Lexi stood and paced. She wanted to be someone different, someone better. Had to make a difference in the world, do something good. Helping Dad get his life together made sense. She eased a drawer open and reached to the back under her socks. The directions on the hair color said to leave it on for thirty minutes, she decided on an hour. She tiptoed to the downstairs bathroom and let hot water run over her blond head.
Staring at her reflection, Lexi waited for “candy apple red” to do its magic. The dye burned into her scalp, and Javier burned into her heart.
She would tell his friends what a loser he was, and they’d dump him. Like he did her. A pale Lexi stared back from the mirror, and the image seemed to condemn her. She couldn’t admit the secret. If anyone knew what they did, to a baby . . . She couldn’t say a word. Frustration grew into a growl. She squatted to the floor and wrapped her arms around her chest. She wanted to scream, but couldn’t let Mom hear.
In the morning, Lexi tiptoed to the granite kitchen counter. Since Dad left, they rarely used the professional stove and cookware.
“What have you . . . Orange!” Mom pointed a spoon at her. “Tell me that will wash out.”
“It’s supposed to be red.” Another screw-up added to her list. Lexi felt tears coming, so she busied herself with coffee. “I guess I left it on too long.”
“Most girls would give anything to look like you, but you poke holes in your face, and ruin naturally blond hair. So now you’re red? I don’t understand you, Lexi.”
Lexi pulled at the lid of a Tupperware canister and sent sugar flying across the counter. Mom’s perfect Mary Kay-face twisted.
“Sorry. And sorry I’m not the prissy model you wanted.” Since Lexi was six, her mother had paraded her through pageants and advertising shoots. All that ended with face piercings and a big tattoo of a bullseye target on her neck.
“Eighteen years I’ve sacrificed. I gave up law school so you could be a—”
“Top model.” Lexi finished the sentence.
“I only want the best for you, Lex. I love you but I feel like you work against everything I try.”
Lexi bowed her head. This was an old conversation that always ended in shouting. She didn’t want to go there.
“I need to know where Dad is.”
“Really, still with that?”
“So you’re not going to tell me?”
The S-curved vein on Mom’s forehead pulsed. What if she already knew about the clinic?

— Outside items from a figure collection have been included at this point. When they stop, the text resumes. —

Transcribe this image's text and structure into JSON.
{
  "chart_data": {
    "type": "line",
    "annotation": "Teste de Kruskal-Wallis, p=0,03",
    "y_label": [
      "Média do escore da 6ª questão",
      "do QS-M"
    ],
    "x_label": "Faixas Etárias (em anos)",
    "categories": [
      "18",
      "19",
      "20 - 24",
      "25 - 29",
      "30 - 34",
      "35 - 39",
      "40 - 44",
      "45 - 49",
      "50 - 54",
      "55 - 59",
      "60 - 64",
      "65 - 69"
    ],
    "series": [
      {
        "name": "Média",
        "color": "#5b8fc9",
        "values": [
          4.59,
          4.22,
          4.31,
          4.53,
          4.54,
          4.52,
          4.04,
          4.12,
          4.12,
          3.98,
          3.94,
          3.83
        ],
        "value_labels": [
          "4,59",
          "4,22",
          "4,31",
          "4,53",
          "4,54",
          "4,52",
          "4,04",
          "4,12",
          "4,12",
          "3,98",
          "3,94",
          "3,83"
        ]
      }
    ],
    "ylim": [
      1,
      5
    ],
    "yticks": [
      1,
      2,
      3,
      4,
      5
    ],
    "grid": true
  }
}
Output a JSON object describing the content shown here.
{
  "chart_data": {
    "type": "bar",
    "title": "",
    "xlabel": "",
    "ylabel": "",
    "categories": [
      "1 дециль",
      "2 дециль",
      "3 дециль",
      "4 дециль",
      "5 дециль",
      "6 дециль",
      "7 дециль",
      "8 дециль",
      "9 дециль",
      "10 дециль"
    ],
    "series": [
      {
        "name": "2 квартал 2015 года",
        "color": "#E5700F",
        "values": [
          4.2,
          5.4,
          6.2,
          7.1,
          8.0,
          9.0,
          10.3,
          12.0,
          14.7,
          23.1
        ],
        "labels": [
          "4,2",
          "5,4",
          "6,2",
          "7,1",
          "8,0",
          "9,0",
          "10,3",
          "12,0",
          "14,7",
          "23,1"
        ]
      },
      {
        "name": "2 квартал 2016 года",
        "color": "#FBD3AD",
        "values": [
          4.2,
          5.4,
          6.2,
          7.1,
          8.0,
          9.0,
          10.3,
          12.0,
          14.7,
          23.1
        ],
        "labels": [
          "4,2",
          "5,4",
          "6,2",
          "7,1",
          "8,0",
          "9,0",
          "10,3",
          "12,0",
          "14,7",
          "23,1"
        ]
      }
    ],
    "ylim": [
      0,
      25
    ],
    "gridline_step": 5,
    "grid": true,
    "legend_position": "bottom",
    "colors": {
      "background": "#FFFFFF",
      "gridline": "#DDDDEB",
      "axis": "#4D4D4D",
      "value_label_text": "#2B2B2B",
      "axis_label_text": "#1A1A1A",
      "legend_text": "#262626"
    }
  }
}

“Alexi Dietrich, I can’t hear another word about that man.” Mom slammed a hand into the middle of the spilled sugar. “I’ve had it with your attitude, and your . . . face mutilations, and all the rest. If you think I’m a bad mother, fine. Go to your dad in Peru, or hell, or wherever he is.” She swept her hand across the mess, sending sugar onto the floor.

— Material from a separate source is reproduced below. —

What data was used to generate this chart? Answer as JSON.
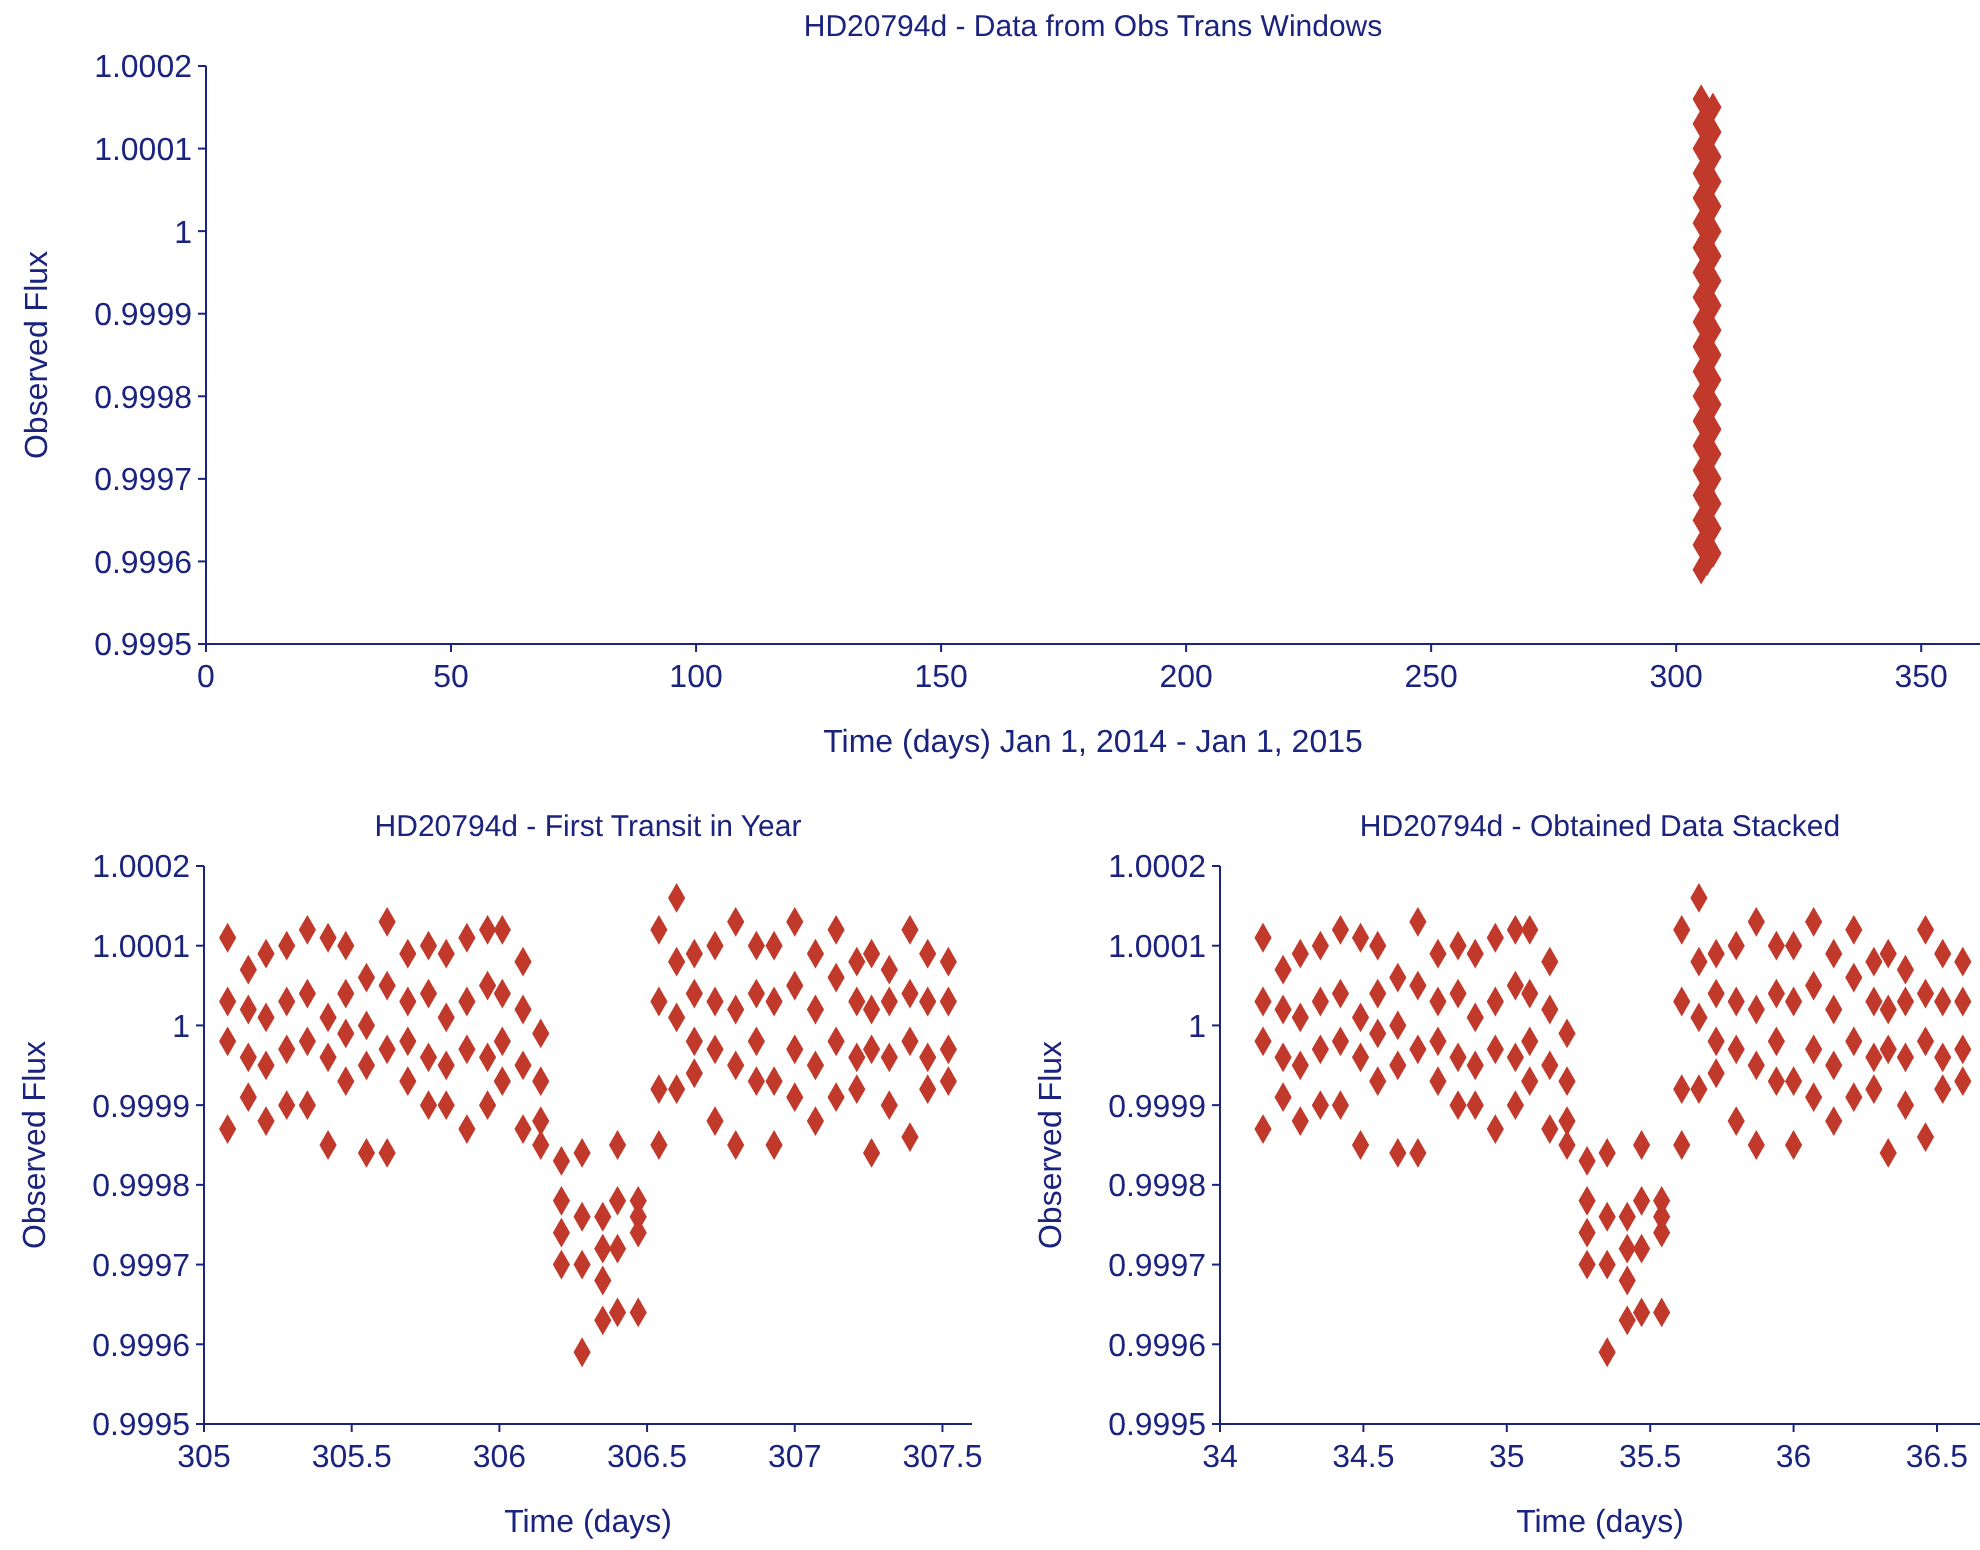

Lexi took a step back. Mom probably didn’t really want her to go, but she had to leave. Dad might need her. For sure she needed him.
Mom would never help her rescue Dad. She’d have to do it on her own. Upstairs in her room, Lexi heard Mom’s shower stop. Pulling heavy textbooks and a laptop from her book bag, she stuffed in clothes and bathroom items.
A clatter in the kitchen. High heels clicked on the entry tile. She waited for Mom to say goodbye and don’t be late for school. The front door slammed. She was still mad. Lexi choked back a sob and raised her chin. She spoke to the empty house. “Goodbye, Mom. I love you.”